Nonstandard free groups
Alexei Miasnikov, Andrey Nikolaev
TL;DR
The paper develops a unifying framework for nonstandard models of groups via interpretations in arithmetic, focusing on nonstandard free groups and their ultrapower realizations. It shows that interpreting a group $G$ in $\mathbb{Z}$ yields nonstandard models $G(\widetilde{\mathbb{Z}})$ that are elementarily equivalent to $G$, with finitely generated $G$ yielding models largely independent of the interpretation; for free groups, the nonstandard free group $\widetilde{F}$ arises from a nonstandard list superstructure that supports infinite products and enables defining nonstandard subgroups and presentations. The authors link ultrapowers to these nonstandard models, providing a robust description of ultrapowers $F^I/D$ (and more generally $G^I/D$ for groups interpretables in $\mathbb{N}$) as nonstandard versions $G(\widetilde{\mathbb{Z}})$, and derive structural results on centralizers, subgroups, and definable maps.
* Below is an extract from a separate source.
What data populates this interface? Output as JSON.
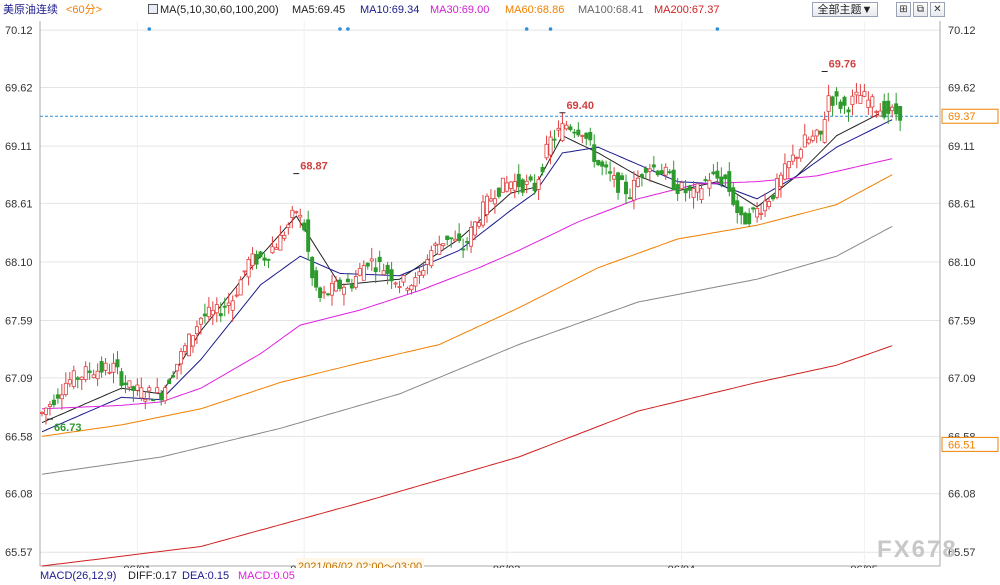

The framework extends to a broad class of algebraic structures via interpretability in arithmetic, offering new tools for analyzing elementary theories, model substructure, and nonstandard presentations with potential applications to Malcev-type ultrapower questions.
Abstract
Interpretation of a structure $\mathbb A$ in $\mathbb B$ allows to produce structures elementarily equivalent to $\mathbb A$ given those elementarily equivalent to $\mathbb B$. In particular, interpretation of the free group in $\mathbb N$ enables us to introduce and study a family of elementary free groups, which we call nonstandard free groups. More generally, for a wide class of groups we introduce nonstandard models arising from interpretation in $\mathbb N$. We exploit interpretation to show that under mild assumptions, ultrapowers of a group can be viewed as nonstandard models of that group. This leads us to describe the structure of the ultrapowers in terms of structure of nonstandard models of natural numbers, offering insight into a longstanding question of Malcev. We also introduce fundamentals of nonstandard combinatorial group theory such as the notions of nonstandard subgroups, nonstandard normal subgroups, and nonstandard group presentations.